He settled down for the long journey. His driver, Chips, was an Irishman, a notorious drunkard who’d worked for – and been fired by – almost every news agency in the Middle East. Harry Wechsler stumbled on Chips in Tommy’s Bar, one of Cairo’s best-known drinking places. Chips had been out of work for almost a month and the manager at Tommy’s Bar, like his many other creditors, was pressing for payment. It seemed as if fate had arranged their meeting. Harry hired him immediately as his assistant. Chips already had a press card and accreditation, although it was over a year since anything he’d filed had actually got into print. Chips could drive, type, speak enough French, Italian and German to get by, and Arabic enough to handle the sort of transactions that a newspaperman was likely to enter into.

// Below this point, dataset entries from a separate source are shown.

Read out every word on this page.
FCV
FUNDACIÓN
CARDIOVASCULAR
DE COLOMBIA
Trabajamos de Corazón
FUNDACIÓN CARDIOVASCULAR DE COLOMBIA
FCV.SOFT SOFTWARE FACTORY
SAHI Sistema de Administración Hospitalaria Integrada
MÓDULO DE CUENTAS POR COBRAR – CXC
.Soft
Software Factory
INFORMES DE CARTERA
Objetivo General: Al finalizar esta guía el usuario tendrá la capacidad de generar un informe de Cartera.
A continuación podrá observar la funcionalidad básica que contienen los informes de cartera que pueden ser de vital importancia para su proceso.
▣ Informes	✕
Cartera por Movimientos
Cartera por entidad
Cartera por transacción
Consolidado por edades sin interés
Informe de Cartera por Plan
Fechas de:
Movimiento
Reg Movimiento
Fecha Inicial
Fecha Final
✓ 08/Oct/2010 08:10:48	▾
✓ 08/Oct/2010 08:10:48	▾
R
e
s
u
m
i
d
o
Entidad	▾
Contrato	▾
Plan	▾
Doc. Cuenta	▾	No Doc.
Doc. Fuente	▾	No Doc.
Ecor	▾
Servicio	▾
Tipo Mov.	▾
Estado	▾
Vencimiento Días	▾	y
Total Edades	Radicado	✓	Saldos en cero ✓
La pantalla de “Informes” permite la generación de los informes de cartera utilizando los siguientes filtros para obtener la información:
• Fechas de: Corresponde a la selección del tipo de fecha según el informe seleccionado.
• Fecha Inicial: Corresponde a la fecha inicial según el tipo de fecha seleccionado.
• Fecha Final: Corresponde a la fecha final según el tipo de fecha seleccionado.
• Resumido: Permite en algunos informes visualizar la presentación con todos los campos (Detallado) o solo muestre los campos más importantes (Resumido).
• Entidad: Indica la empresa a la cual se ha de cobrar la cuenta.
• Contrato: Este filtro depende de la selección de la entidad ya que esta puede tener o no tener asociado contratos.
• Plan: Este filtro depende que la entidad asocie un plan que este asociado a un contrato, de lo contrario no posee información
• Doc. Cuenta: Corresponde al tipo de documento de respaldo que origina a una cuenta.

Chips knew that working for Harry Wechsler was probably his final chance to get his life back on the rails. All he had to do was keep away from the hard drink.
‘You know the way?’ said Harry, whose career had persuaded him that it was better to voice the obvious frequently than face the consequences of things going wrong silently.
‘Do I know the way!’ said Chips feelingly. He’d learned to recognise every inch of this road since the fighting started in the summer of 1940. There was only one main road to the Western Desert. This was the highway to the war.
It was half past five in the afternoon as they crossed the Nile. The sun shone upon the domes of the mosques, which Allah decreed must be of gold. Sundown: time for prayer. From all the tall minarets across the city there came the call of the muezzin.
The heavy Ford car rattled onto the island of Gezira, over English Bridge to Doqqi and followed the road alongside the river. They passed the university before turning west. At Giza they looked – for everyone looked, no matter how jaded a spirit – for the place where the great pyramids of Khufu and Khafre cut notches from what was now a pink sky.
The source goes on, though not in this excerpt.